For me, that 6 days were another attempt to fight my depression. Lack of motivation from other person caused thinking of leaving it all, ending the trip and going back home. That's what recently been going on with my, apparently after visiting ruined Maidan in Kiev, which made me quite depressed, nihilistic and melancholic. Then I realized having travel mate wasn't such a bad idea and it would be nice to meet up again, which we eventually did and continued the journey until reaching Poland.
While alone, I spent almost 3 days talking only Russian (both with the drivers-of course I hitch hiked around if you are still wondering- and CS hosts), visiting some patriotic events, inhaling socialistic air of Belarus (not that I don't like it, I was actually pretty amazed how many Lenin statues and socialism-related street names still exist in Belarus) and eating tons of sour creme.
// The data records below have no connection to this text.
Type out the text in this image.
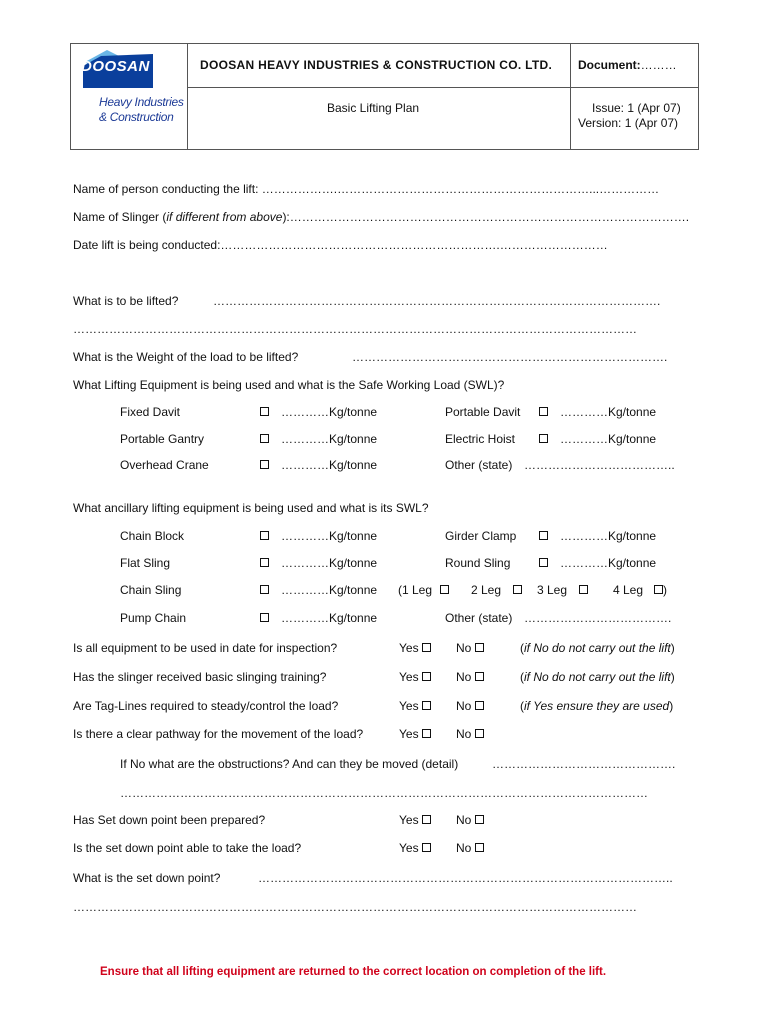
DOOSAN
Heavy Industries
& Construction
DOOSAN HEAVY INDUSTRIES & CONSTRUCTION CO. LTD. Document:………
Basic Lifting Plan	Issue: 1 (Apr 07)
Version: 1 (Apr 07)
Name of person conducting the lift: ……………….………………………………………………………...……………
Name of Slinger (if different from above):……………………………………………………………………………………….
Date lift is being conducted:…………………………………………………………….………………………
What is to be lifted?	………………………………………………………………………………………………….
……………………………………………………………………………………………………………………………
What is the Weight of the load to be lifted?	…………………………………………………………………….
What Lifting Equipment is being used and what is the Safe Working Load (SWL)?
Fixed Davit	…………Kg/tonne	Portable Davit	…………Kg/tonne
Portable Gantry	…………Kg/tonne	Electric Hoist	…………Kg/tonne
Overhead Crane	…………Kg/tonne	Other (state) ………………………………..
What ancillary lifting equipment is being used and what is its SWL?
Chain Block	…………Kg/tonne	Girder Clamp	…………Kg/tonne
Flat Sling	…………Kg/tonne	Round Sling	…………Kg/tonne
Chain Sling	…………Kg/tonne (1 Leg	2 Leg	3 Leg	4 Leg )
Pump Chain	…………Kg/tonne	Other (state) ……………………………….
Is all equipment to be used in date for inspection?	Yes	No	(if No do not carry out the lift)
Has the slinger received basic slinging training?	Yes	No	(if No do not carry out the lift)
Are Tag-Lines required to steady/control the load?	Yes	No	(if Yes ensure they are used)
Is there a clear pathway for the movement of the load?	Yes	No
If No what are the obstructions? And can they be moved (detail)	……………………………………….
……………………………………………………………………………………………………………………
Has Set down point been prepared?	Yes	No
Is the set down point able to take the load?	Yes	No
What is the set down point?	…………………………………………………………………………………………..
……………………………………………………………………………………………………………………………
Ensure that all lifting equipment are returned to the correct location on completion of the lift.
In general, probably whatever you think of Belarus is far from the reality. It is safe and clean country. Almost no mafia, corruption, thieves etc. Nice roads, far way better than Polish ones. Poor, but kept under good conditions village houses and fences. And great people, who are happy that someone wants to visit their country and are always willing to pick the hitch hiker up even from the most remote areas.
We managed to get to some places related with Polish history and literature, which was my goal on this trip. Switez lake, Bohatyrevici village ("Nad Niemnem"), Orzeszkowa's house, Mickiewicz's house (one of my 3 favourite Polish writers). Of course Belorussians claim these people as their natives, and Polish do the same, but the truth is, that they usually wrote poems or fiction in Polish language. That was probably the most interesting and metaphysical part of the journey (the highlight was meeting an old woman carrying the same last name as the characters from "Nad Niemnem", which in fact I thought was a fictional story, but it turned out it was not).
We also had a bit of a local culture tested personally, when I got invited (at 8 in the morning but postponed to 7 pm) for a beer by two locals. I took my travel mate with me, and we ended up drinking beers in public, got stopped by militia, going to one of the guy's house while the other was taken to the militia station, drinking till 3 am and eating pork fat with raspberry jam. Life's great!